The gospel establishes believers in truth, convicts them of their sins, and leads them to repentance (Ps 119:9-11, Acts 17:30-31, Col 1:3-6, 2Tim 3:16-17) that God may be glorified, both by their profession and works (Mt 5:16, Acts 13:48, Rom 15:8-9, 1Cor 6:20, Philip 2:9-11, 2Thes 1:12, 2Thes 3:1).

The gospel is the power of God unto salvation to everyone that believeth (Rom 1:16, 1Cor 1:18, 1Cor 1:23-24), in that it delivers those quickened by the Spirit from the darkness of Satan unto the light of Christ (Jn 8:12, Jn 12:46, Acts 13:47, 1Jn 1:5), and leads them to the intelligible discovery of their Savior (1Cor 14:24-25), and transforms them toward the example of His life (2Cor 3:18, Philip 2:5-11, 1Jn 2:6), all of which will be brought to perfection at His glorious appearing (1Cor 15:51-57, Philip 3:20-21, 1Jn 3:2).

All other forms of knowledge are inferior to the gospel (Philip 3:8-11), and without the gospel there can be no true worship (Jn 4:24, Jn 5:22-23).

The gospel is inherently evangelical. All who are blessed to have it are commanded to teach it to others also (Mt 5:14-16, Mt 10:27, 2Tim 4:1-6, 1Pet 3:15), and this should be the happy task of all who love God's truth and His children._


----------



## Pilgrim (Sep 19, 2011)

I haven't seen it here in so many words, but wouldn't the concept of Eternal Justification be espoused by many hardshells?


----------



## JM (Sep 19, 2011)

Pilgrim said:


> I haven't seen it here in so many words, but wouldn't the concept of Eternal Justification be espoused by many hardshells?

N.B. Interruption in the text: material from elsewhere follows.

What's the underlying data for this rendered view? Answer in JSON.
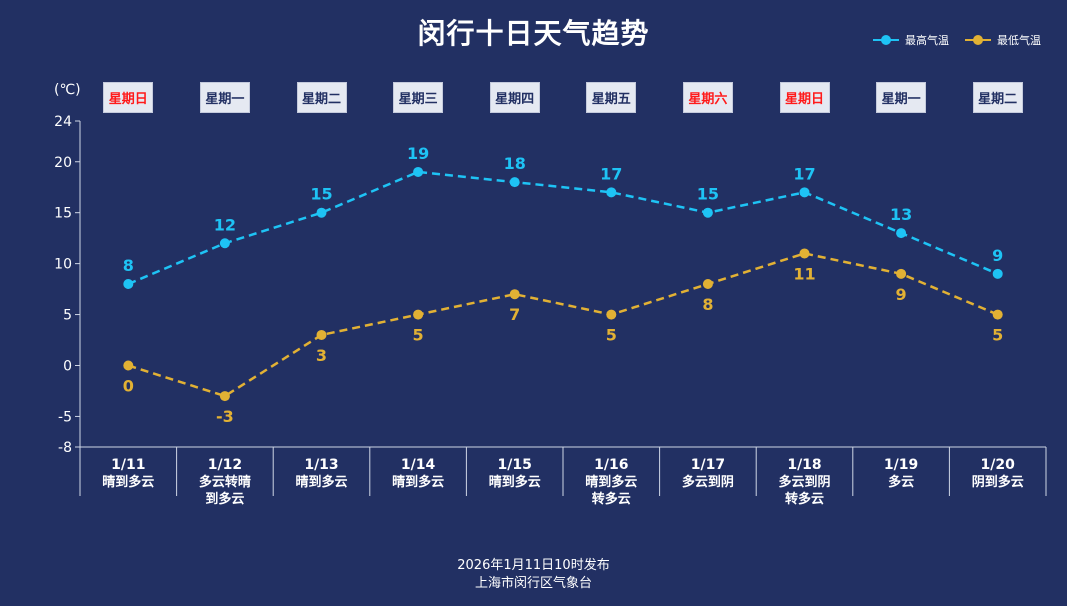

It is but not everyone who believes in justification _from_ eternity would be considered a hardshell.


----------



## Pilgrim (Sep 19, 2011)

JM said:


> Pilgrim said:
> 
> 
> > I haven't seen it here in so many words, but wouldn't the concept of Eternal Justification be espoused by many hardshells?
> ...



What would be the difference between the two concepts? I have a guess, but you're much more familiar with Hardshells, etc.


----------



## JM (Sep 19, 2011)

Those who believe in justification from eternity, myself included, believe in the open proclamation of the Gospel to all. Hardshells deny any "means," no preaching of the Gospel whatsoever. 

jm


----------



## bookslover (Sep 20, 2011)

Pergamum said:


> Richard, I would love to get sources for those Lincoln assertions, fascinating!



Pergy: I think I read most of that stuff in the Encyclopedia Britannica.


----------